In der jetzigen Phase wird das erneut gefordert, vor allem von Gewerkschaften und Arbeiterkammer. Der jetzigen Wirtschaftsminister Martin Kocher hat mit einem solchen Preiskontrollgesetz wenig Freude. Es ist tatsächlich schwieriger, da es sich nicht um einen sichtbaren Währungstausch handelt. Man müsste in die Kalkulation der Betriebe hineingehen, wogegen auch die Wirtschaftskammer Sturm lief.

Preiskontrolle wäre möglich

Ob diese Position dauerhaft haltbar ist, wird sich zeigen. Immerhin ist die Inflationsrate deutlich über dem EU-Durchschnitt. Auch die Kerninflation, also Energie und Lebensmittel herausgerechnet, liegt mehr als zwei Prozentpunkte über jener der EU, wie Neos-Lab errechnete.

Denn das zweite Problem ist die Psychologie: Selbst wenn alle Teuerungsausgleichszahlungen am Konto eingegangen sind, wird der Kontoinhaber, sprich Konsument, weiter verunsichert sein, wenn die Butter plötzlich mehr als drei Euro kostet.

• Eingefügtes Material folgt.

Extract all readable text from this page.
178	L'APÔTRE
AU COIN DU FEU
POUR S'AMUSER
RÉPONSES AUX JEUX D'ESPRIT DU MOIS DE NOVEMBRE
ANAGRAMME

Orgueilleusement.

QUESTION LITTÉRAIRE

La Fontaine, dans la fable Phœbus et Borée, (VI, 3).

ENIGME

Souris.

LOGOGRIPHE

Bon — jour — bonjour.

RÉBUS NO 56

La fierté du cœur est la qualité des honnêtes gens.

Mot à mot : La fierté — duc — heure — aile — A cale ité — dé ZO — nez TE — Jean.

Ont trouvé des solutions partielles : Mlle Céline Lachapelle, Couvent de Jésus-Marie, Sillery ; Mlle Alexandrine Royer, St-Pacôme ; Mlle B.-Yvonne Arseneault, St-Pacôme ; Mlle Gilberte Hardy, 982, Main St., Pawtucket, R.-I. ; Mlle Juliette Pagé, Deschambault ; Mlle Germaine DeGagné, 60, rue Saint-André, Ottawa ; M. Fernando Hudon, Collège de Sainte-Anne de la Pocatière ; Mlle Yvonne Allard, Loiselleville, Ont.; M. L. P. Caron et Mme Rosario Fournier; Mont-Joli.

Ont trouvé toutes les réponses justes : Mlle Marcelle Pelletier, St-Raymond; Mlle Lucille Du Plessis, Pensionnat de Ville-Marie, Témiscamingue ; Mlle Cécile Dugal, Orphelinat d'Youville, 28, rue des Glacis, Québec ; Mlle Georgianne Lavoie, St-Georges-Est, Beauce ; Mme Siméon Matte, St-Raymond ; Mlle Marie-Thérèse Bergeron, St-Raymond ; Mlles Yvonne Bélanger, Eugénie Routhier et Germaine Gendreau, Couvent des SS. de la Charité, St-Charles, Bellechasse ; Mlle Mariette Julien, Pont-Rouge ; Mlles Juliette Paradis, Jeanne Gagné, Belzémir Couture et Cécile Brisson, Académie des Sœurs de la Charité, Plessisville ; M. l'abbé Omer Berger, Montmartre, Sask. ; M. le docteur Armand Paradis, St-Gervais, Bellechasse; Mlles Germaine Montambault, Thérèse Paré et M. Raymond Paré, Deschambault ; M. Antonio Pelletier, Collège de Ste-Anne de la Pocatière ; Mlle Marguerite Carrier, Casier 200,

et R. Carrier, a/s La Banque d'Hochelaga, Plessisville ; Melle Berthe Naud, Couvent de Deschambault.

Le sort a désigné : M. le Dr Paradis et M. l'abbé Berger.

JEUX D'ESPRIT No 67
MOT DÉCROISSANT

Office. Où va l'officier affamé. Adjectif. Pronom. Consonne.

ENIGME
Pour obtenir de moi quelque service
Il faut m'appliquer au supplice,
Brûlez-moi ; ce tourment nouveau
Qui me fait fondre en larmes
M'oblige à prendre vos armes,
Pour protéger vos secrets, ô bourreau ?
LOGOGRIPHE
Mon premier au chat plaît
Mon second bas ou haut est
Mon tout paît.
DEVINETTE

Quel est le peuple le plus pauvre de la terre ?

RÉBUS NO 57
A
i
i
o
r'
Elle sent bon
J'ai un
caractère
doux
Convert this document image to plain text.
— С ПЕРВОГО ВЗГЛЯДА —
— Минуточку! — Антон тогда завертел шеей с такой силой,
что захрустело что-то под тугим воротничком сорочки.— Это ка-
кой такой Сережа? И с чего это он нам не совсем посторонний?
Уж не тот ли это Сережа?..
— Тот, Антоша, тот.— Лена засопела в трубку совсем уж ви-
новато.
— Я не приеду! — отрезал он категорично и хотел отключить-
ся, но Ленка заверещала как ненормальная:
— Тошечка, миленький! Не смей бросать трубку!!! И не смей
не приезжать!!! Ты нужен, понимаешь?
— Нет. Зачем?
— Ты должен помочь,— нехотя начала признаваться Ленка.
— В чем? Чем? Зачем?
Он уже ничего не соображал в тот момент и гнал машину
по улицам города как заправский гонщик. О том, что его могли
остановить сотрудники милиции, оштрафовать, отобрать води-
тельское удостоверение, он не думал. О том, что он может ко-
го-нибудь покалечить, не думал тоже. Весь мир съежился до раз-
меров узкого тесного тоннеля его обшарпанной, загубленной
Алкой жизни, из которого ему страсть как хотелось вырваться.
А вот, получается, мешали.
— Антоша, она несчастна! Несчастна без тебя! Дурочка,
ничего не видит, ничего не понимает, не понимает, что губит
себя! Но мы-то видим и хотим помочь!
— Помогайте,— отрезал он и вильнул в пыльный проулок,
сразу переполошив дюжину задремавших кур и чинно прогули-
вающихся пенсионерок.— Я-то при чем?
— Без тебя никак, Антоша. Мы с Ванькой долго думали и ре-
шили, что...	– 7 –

Das Füllhorn der öffentlichen Hand hebt das Vertrauen in der Bevölkerung nicht, das zeigen auch alle Umfragen. Der Präsident des Fiskalrates, Christoph Badelt, sagte jüngst in ORF III, dass der Staat nicht dazu ist, die Inflation zu reduzieren. Das ist ein kühner Satz und in der aktuellen Situation zu kurz gedacht. Länder wie die Schweiz und Spanien beschlossen sehr wohl Maßnahmen, die direkt auf die Preise wirkten. Deren Inflationsrate liegt denn auch signifikant unter jener Österreichs.

Kaum valide Daten mangels Verknüpfung

Neben den Zinsbeschlüssen der Europäischen Zentralbank wäre also ein Preiskontroll-Mechanismus ein durchaus probates Mittel, die Teuerung zu bekämpfen. Denn sonst bliebe jener Vorschlag der Sozialdemokratie, Steuern und Abgaben auf Produkte zu senken. Das wäre freilich wieder die berühmte Gießkanne. Zu Recht wird von Experten wie Christoph Badelt seit Monaten darauf hingewiesen, für mehr soziale Treffsicherheit zu sorgen. Hier gibt es anderes Problem: Die Datenlage in Österreich ist zwischen Bundes-, Landesbehörden, Sozialversicherung und Cofag enorm zersplittert und so manches Gesetz verhindert deren sinnvolle Verknüpfung. Ähnlich wie bei den Covid-Daten ist auch hier eine soziale Treffsicherheit mangels Datengrundlage nur schwer umzusetzen. Noch ein Versäumnis? Ja.